The admissions slots were stolen from the colleges and resold on the black market. Which is a crime, for good reason. We don’t have to act like there wasn’t a legal, primary market for the admissions slots already.
I think the key is not to understand this as a crime against other applicants, or the public, or “fairness.” It’s a crime against the schools.
The back door—“institutional advancement,” i.e., giving colleges tons of money—is fine, not because it is “fair,” but because the owner of the asset gets to decide the conditions of its sale. (The fairness of the front door is debatable too, by the way.) The side door is wire fraud, not because it is “unfair”—Singer says here that it’s one-tenth the price of the back door, which kind of seems fairer—but because consultants and coaches are misappropriating the asset and selling it for their own benefit. The law doesn’t protect fairness; it protects property.
https://www.bloomberg.com/opinion/articles/2019-03-13/you-ha...
https://twitter.com/jbarro/status/1105506383770894336
In the JPM fraud case specifically: (FTA)
Through these spoof orders, the traders intentionally sent false signals of supply or demand designed to deceive market participants into executing against other orders they wanted filled. According to the order, in many instances, JPM traders acted with the intent to manipulate market prices and ultimately did cause artificial prices.

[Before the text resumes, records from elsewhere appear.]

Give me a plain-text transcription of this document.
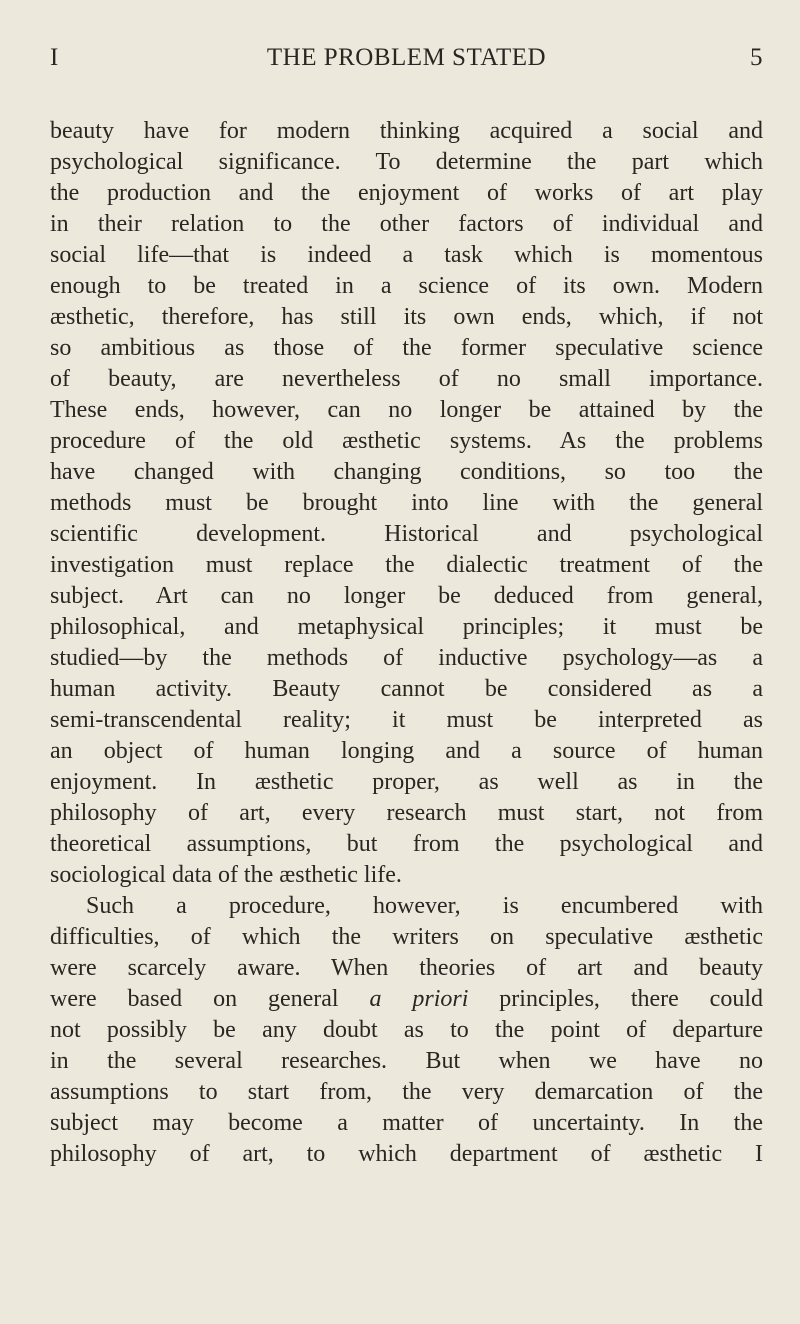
I	THE PROBLEM STATED	5
beauty have for modern thinking acquired a social and
psychological significance. To determine the part which
the production and the enjoyment of works of art play
in their relation to the other factors of individual and
social life—that is indeed a task which is momentous
enough to be treated in a science of its own. Modern
æsthetic, therefore, has still its own ends, which, if not
so ambitious as those of the former speculative science
of beauty, are nevertheless of no small importance.
These ends, however, can no longer be attained by the
procedure of the old æsthetic systems. As the problems
have changed with changing conditions, so too the
methods must be brought into line with the general
scientific development. Historical and psychological
investigation must replace the dialectic treatment of the
subject. Art can no longer be deduced from general,
philosophical, and metaphysical principles; it must be
studied—by the methods of inductive psychology—as a
human activity. Beauty cannot be considered as a
semi-transcendental reality; it must be interpreted as
an object of human longing and a source of human
enjoyment. In æsthetic proper, as well as in the
philosophy of art, every research must start, not from
theoretical assumptions, but from the psychological and
sociological data of the æsthetic life.
Such a procedure, however, is encumbered with
difficulties, of which the writers on speculative æsthetic
were scarcely aware. When theories of art and beauty
were based on general a priori principles, there could
not possibly be any doubt as to the point of departure
in the several researches. But when we have no
assumptions to start from, the very demarcation of the
subject may become a matter of uncertainty. In the
philosophy of art, to which department of æsthetic I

Theft, by definition is when someone deprives the right of property from another person. Market participants should have been buying and selling at prices determined by the market. JPM manipulated that and created a profit as a result, thereby deprived other people from their profit.
So yes this is absolutely theft, just not the physical theft you're used to seeing when a robber walks into a bank and steals cash.